The principles are what Mansbridge calls ‘regulative ideals’ (Mansbridge et al., 2010): aspirations to aim towards and benchmarks that can be used to evaluate consultations. They also reflect different aspects of deliberation, and will therefore reinforce the deliberative quality of consultations.
The principles are all important, but the relationships between them can be complex. In some cases, they may overlap and be mutually reinforcing – realizing one principle helps to realize another. In other cases, they may be in tension with each other. For example, participatory parity, helps to achieve balance because it ensures a wide range of views is included in a consultation. On the other hand, creating more transparency may reduce stakeholders' willingness to be honest about their negotiating position, and thereby reduce the potential for compromise.
Some consultation methods or practices will contribute to achieving some principles better than others. For example, an email campaign coordinated by an advocacy group may be inclusive, but it may not promote mutual understanding or be based on robust evidence.
Ideally, the principles would be balanced so one principle is not realized at the expense of another, and a consultation would use the combination of methods that ensures the overall system reflects each principle as closely as possible.

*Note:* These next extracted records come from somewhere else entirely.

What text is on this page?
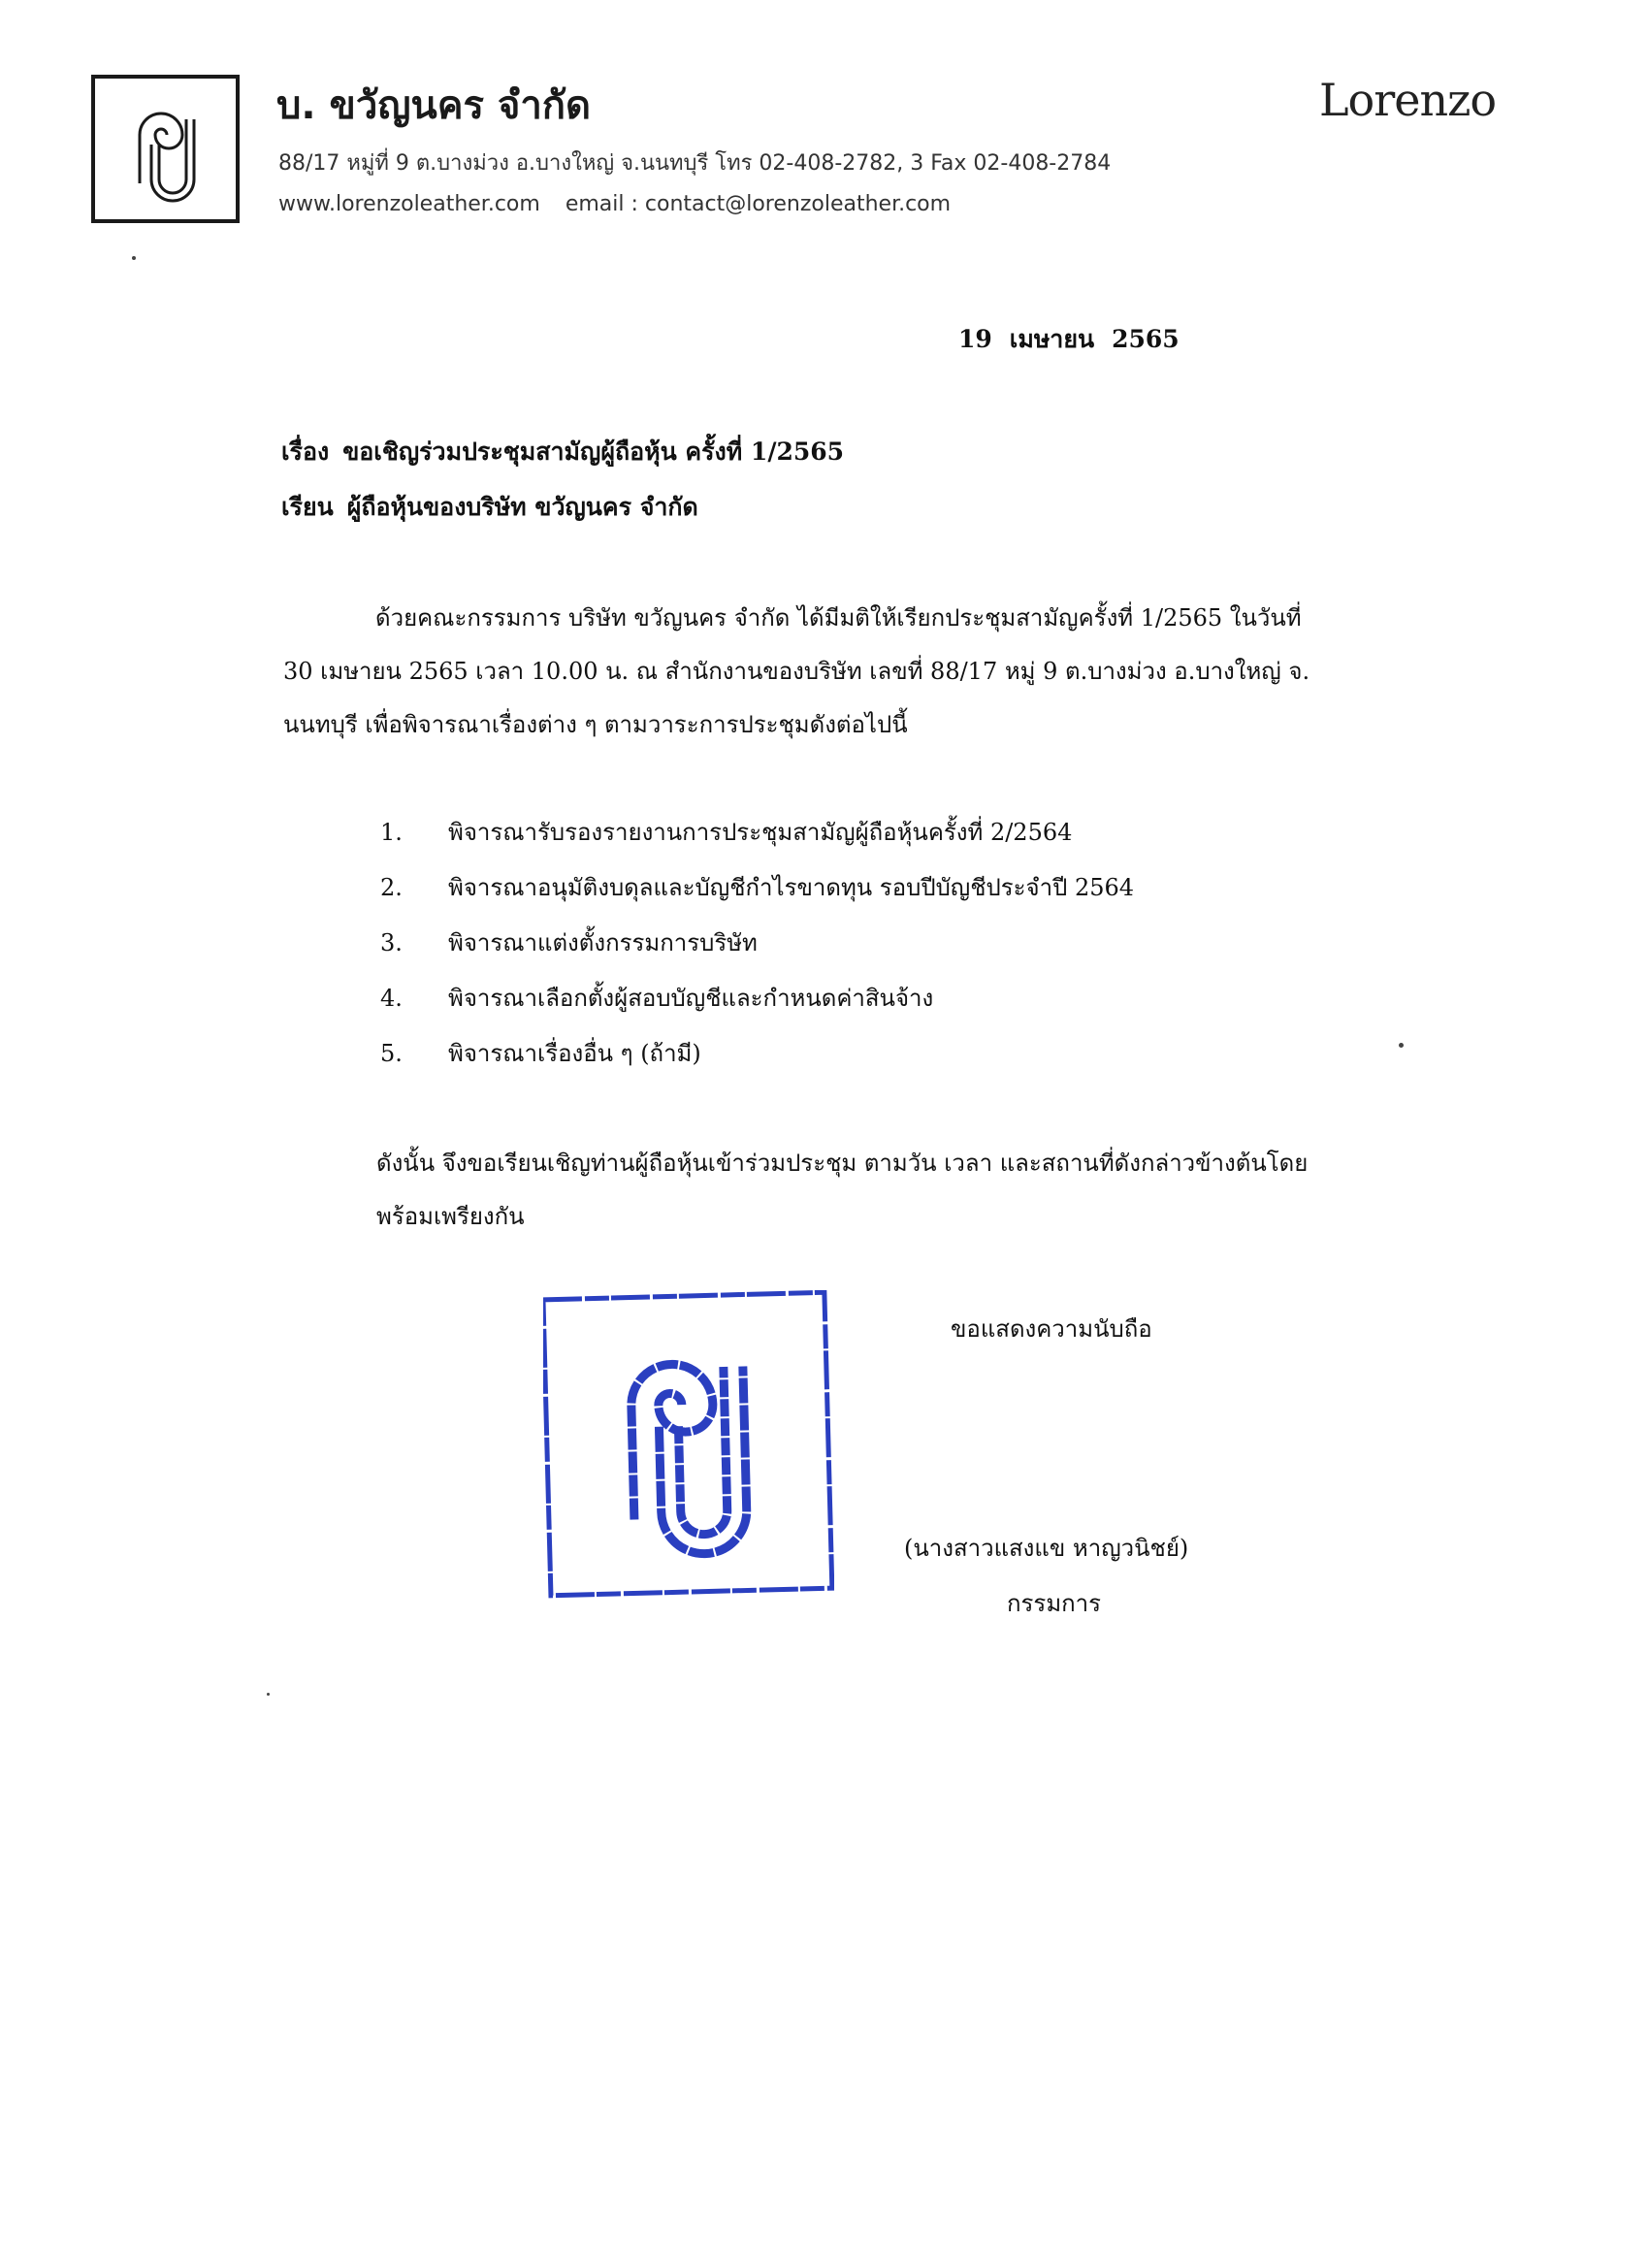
บ. ขวัญนคร จำกัด	Lorenzo
88/17 หมู่ที่ 9 ต.บางม่วง อ.บางใหญ่ จ.นนทบุรี โทร 02-408-2782, 3 Fax 02-408-2784
www.lorenzoleather.com email : contact@lorenzoleather.com
19 เมษายน 2565
เรื่อง ขอเชิญร่วมประชุมสามัญผู้ถือหุ้น ครั้งที่ 1/2565
เรียน ผู้ถือหุ้นของบริษัท ขวัญนคร จำกัด
ด้วยคณะกรรมการ บริษัท ขวัญนคร จำกัด ได้มีมติให้เรียกประชุมสามัญครั้งที่ 1/2565 ในวันที่
30 เมษายน 2565 เวลา 10.00 น. ณ สำนักงานของบริษัท เลขที่ 88/17 หมู่ 9 ต.บางม่วง อ.บางใหญ่ จ.
นนทบุรี เพื่อพิจารณาเรื่องต่าง ๆ ตามวาระการประชุมดังต่อไปนี้
1. พิจารณารับรองรายงานการประชุมสามัญผู้ถือหุ้นครั้งที่ 2/2564
2. พิจารณาอนุมัติงบดุลและบัญชีกำไรขาดทุน รอบปีบัญชีประจำปี 2564
3. พิจารณาแต่งตั้งกรรมการบริษัท
4. พิจารณาเลือกตั้งผู้สอบบัญชีและกำหนดค่าสินจ้าง
5. พิจารณาเรื่องอื่น ๆ (ถ้ามี)
ดังนั้น จึงขอเรียนเชิญท่านผู้ถือหุ้นเข้าร่วมประชุม ตามวัน เวลา และสถานที่ดังกล่าวข้างต้นโดย
พร้อมเพรียงกัน
ขอแสดงความนับถือ
(นางสาวแสงแข หาญวนิชย์)
กรรมการ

Cabinet Office. (2018). Consultation Principles 2018. London Cabinet Office. Retrieved from: https://assets.publishing.service.gov.uk/government/uploads/system/uploads/attachment_data/file/691383/Consultation_Principles__1_.pdf
Fraser, N., & Honneth, A. (2003). Redistribution or recognition? A political-philosophical exchange. London: Verso.
Mansbridge, J., Bohman, J., Chambers, S., Christiano, T., Fung, A., Parkinson, J., . . . Warren, M. (2012). A systemic approach to deliberative democracy. In J. Parkinson & J. Mansbridge (Eds.), Deliberative systems: deliberative democracy at the large scale (pp. 1-26). Cambridge: Cambridge University Press.
Mansbridge, J., Bohman, J., Chambers, S., Estlund, D., Follesdal, A., Fung, A., . . . Martí, J.-L. (2010). The place of self-interest and the role of power in deliberative democracy. The Journal of Political Philosophy, 18(1), 64-100.